A necessidade de uma nova mentalidade


Em editorial sobre a Lei de Imprensa, Dines chamou a atenção para o fato de que a ‘pura e simples’ extinção da lei não significa uma melhora imediata no padrão da imprensa brasileira. ‘Varrido o entulho autoritário, é indispensável iniciar um movimento de construção de uma nova estrutura e uma nova mentalidade midiática.’ Para Dines, as dificuldades para garantir o direito de resposta são tão graves quanto as ‘vergonhosas’ concessões de radiodifusão a parlamentares. ‘A extinção da Lei de Imprensa contém uma grande carga simbólica e moral. Deve ser saudada. Mas é preciso lembrar que a vida continua e muita coisa continuará como está. Depois de remover o entulho é imperioso cimentar novos caminhos’, disse.

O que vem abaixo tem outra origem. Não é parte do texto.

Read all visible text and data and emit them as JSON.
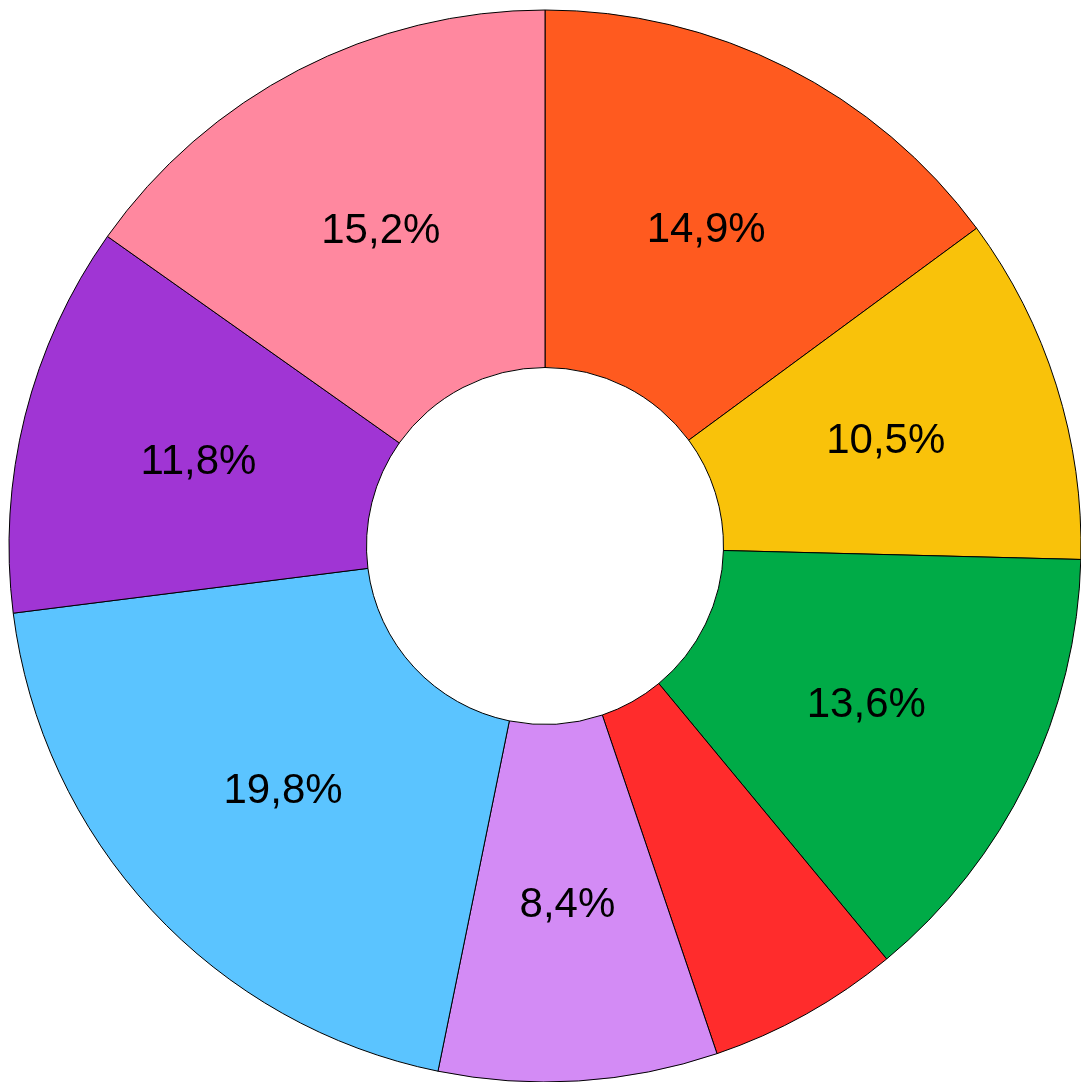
{
  "chart_data": {
    "type": "donut",
    "categories": [
      null,
      null,
      null,
      null,
      null,
      null,
      null,
      null
    ],
    "values": [
      14.9,
      10.5,
      13.6,
      5.8,
      8.4,
      19.8,
      11.8,
      15.2
    ],
    "value_labels": [
      "14,9%",
      "10,5%",
      "13,6%",
      null,
      "8,4%",
      "19,8%",
      "11,8%",
      "15,2%"
    ],
    "colors": [
      "#ff5a1f",
      "#f9c20a",
      "#00ab47",
      "#ff2c2c",
      "#d38bf5",
      "#5bc4ff",
      "#a035d4",
      "#ff889f"
    ],
    "legend": false
  }
}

A reportagem exibida no programa ouviu a opinião do jurista e especialista em comunicação José Paulo Cavalcanti Filho e dos jornalistas Maurício Azêdo, presidente da Associação Brasileira de Imprensa (ABI), e Aluízio Maranhão, editor de Opinião de O Globo. O presidente da ABI defende a revogação total da lei porque ela colide com o texto constitucional, que assegura a liberdade de opinião e expressão e veda a possibilidade de censura. É um entrave ao livre fluxo de opiniões.


José Paulo Cavalcanti Filho disse que a legislação poderia estar suspensa desde 1997, se a mesa da Câmara dos Deputados tivesse posto em votação um projeto do então deputado federal Vilmar Rocha (PFL-GO), que pedia a revogação da lei. ‘É como se uma conspiração deletéria entre as grandes corporações de comunicação e a elite política do Congresso impedisse o país de ter uma Lei de Imprensa decente’, criticou. Para Aluízio Maranhão, não podem existir ‘vácuos’ se a lei for revogada. O direito de resposta deve ser garantido com regras sensatas e objetivas. Outro ponto a ser discutido é a concessão de indenizações pela Justiça. Se não houver barreiras neste aspecto, em locais onde o poder político influencia o Poder Judiciário haverá o risco da falência de meios de comunicação.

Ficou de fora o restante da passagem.